In the United States, bells rang out the news of the new pope’s election at Roman Catholic churches nationwide. The Chicago Tribune offered a rare extra edition for a city visited three times by Pope John Paul II.

Some not happy
Not everyone was pleased. Many rank-and-file American Catholics — as well as gay-rights advocates, women’s-rights activists, and groups representing victims of abuse by priests — were disappointed at the selection of an unabashed conservative.

Manila Archbishop Gaudencio Rosales said he met Ratzinger during a gathering of bishops from around the world and found him “a very warm man.” Rosales said he believes the new pope was chosen so quickly because “aside from prayer, those cardinals had the feeling that they owe it to the flock that someone must continue the mind of the previous pontiff.”

Australian Prime Minister John Howard called Ratzinger a “sound theologian” who, like his predecessor, would bring together people of different faiths.

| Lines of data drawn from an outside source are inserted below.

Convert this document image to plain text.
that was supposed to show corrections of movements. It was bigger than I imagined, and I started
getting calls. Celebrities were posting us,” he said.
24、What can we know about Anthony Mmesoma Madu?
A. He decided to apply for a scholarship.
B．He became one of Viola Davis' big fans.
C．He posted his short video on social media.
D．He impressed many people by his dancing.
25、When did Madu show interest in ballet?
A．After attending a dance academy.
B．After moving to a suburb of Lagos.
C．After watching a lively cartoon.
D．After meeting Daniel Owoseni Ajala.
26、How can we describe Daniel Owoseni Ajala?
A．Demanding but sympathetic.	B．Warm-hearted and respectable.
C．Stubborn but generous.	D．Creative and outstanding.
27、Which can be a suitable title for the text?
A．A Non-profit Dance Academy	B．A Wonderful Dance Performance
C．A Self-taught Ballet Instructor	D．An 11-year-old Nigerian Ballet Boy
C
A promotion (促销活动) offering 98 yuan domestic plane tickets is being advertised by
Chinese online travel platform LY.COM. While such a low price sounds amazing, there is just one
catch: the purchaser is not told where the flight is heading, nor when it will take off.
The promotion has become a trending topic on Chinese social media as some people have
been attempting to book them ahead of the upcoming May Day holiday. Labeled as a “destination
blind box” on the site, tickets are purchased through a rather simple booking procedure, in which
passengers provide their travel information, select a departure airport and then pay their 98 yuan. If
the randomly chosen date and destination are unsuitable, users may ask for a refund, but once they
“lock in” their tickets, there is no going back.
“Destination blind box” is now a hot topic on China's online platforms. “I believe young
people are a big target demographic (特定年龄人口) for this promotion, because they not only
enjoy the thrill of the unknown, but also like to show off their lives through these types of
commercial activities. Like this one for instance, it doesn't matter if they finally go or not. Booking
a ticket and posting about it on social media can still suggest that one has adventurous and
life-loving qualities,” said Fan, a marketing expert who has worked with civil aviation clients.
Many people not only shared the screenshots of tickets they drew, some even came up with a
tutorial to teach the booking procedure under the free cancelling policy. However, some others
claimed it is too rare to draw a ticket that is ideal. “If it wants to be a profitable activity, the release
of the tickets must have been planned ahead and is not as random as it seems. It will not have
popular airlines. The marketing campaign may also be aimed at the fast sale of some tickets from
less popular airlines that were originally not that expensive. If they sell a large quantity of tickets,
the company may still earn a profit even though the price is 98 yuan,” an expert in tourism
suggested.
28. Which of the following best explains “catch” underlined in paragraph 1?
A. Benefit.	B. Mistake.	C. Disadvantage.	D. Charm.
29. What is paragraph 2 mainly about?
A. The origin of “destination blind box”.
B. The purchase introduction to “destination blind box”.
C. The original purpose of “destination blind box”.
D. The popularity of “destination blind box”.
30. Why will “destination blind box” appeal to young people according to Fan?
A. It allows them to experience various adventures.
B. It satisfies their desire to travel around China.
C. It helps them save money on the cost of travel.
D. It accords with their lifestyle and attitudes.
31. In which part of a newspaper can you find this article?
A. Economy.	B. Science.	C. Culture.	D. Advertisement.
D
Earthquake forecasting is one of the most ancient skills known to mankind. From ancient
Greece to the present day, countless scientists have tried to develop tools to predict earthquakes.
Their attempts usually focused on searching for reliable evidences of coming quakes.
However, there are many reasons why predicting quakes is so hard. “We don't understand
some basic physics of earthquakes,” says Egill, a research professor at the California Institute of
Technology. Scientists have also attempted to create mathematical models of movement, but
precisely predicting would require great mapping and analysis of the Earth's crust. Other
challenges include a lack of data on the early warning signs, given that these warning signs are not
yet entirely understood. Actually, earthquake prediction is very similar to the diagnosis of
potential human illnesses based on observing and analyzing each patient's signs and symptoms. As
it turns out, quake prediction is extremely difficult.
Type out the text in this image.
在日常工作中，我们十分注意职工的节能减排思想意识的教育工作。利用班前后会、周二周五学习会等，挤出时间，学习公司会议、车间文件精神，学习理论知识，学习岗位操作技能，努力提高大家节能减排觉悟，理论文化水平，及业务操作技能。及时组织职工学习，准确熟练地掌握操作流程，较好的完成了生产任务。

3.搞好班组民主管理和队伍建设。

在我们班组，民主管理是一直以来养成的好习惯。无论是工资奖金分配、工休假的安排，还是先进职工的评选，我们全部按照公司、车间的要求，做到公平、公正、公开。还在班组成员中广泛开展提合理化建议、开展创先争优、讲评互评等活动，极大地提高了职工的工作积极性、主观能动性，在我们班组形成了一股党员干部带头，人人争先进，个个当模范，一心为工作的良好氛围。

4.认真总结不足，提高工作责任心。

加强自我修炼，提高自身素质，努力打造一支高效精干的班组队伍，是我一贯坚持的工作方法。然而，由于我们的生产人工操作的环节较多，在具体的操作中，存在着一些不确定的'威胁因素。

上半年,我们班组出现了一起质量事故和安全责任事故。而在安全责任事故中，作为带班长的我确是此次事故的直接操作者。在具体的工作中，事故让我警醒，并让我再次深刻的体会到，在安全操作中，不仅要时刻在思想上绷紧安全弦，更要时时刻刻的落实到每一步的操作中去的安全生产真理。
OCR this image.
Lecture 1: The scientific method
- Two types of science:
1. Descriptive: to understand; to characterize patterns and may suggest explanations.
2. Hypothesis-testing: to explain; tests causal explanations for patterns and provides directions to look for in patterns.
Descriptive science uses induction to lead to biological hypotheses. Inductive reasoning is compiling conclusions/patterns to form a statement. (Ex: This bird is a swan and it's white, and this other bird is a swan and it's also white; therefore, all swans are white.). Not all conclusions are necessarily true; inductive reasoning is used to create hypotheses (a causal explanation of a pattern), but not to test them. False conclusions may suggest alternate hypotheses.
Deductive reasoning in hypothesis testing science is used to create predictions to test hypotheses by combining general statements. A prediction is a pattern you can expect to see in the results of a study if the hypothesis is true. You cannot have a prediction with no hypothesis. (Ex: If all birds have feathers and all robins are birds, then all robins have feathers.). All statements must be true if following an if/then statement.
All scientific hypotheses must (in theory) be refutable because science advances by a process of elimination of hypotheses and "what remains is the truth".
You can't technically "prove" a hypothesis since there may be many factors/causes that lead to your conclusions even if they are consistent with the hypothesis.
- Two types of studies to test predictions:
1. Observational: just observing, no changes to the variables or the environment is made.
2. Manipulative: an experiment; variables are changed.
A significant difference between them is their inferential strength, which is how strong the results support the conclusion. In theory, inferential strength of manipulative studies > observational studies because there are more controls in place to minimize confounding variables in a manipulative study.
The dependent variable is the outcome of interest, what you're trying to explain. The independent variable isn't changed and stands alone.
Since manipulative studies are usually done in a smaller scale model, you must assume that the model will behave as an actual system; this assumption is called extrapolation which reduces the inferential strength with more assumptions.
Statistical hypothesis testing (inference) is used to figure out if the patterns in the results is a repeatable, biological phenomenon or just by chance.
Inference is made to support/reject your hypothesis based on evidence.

"He comes to the leadership of the Catholic Church at a very important time of both challenge and opportunity for Christianity,” Howard told reporters in Japan. “I believe that he will give great leadership to the Catholic Church and will be a source of reassurance to the Christian church generally throughout the world.”

South Korean President Roh Moo-hyun sent a congratulatory message to the new pope and wished him to “bring fresh hope and blessing to the people of the world, who thirst for peace irrespective of their race and national borders.”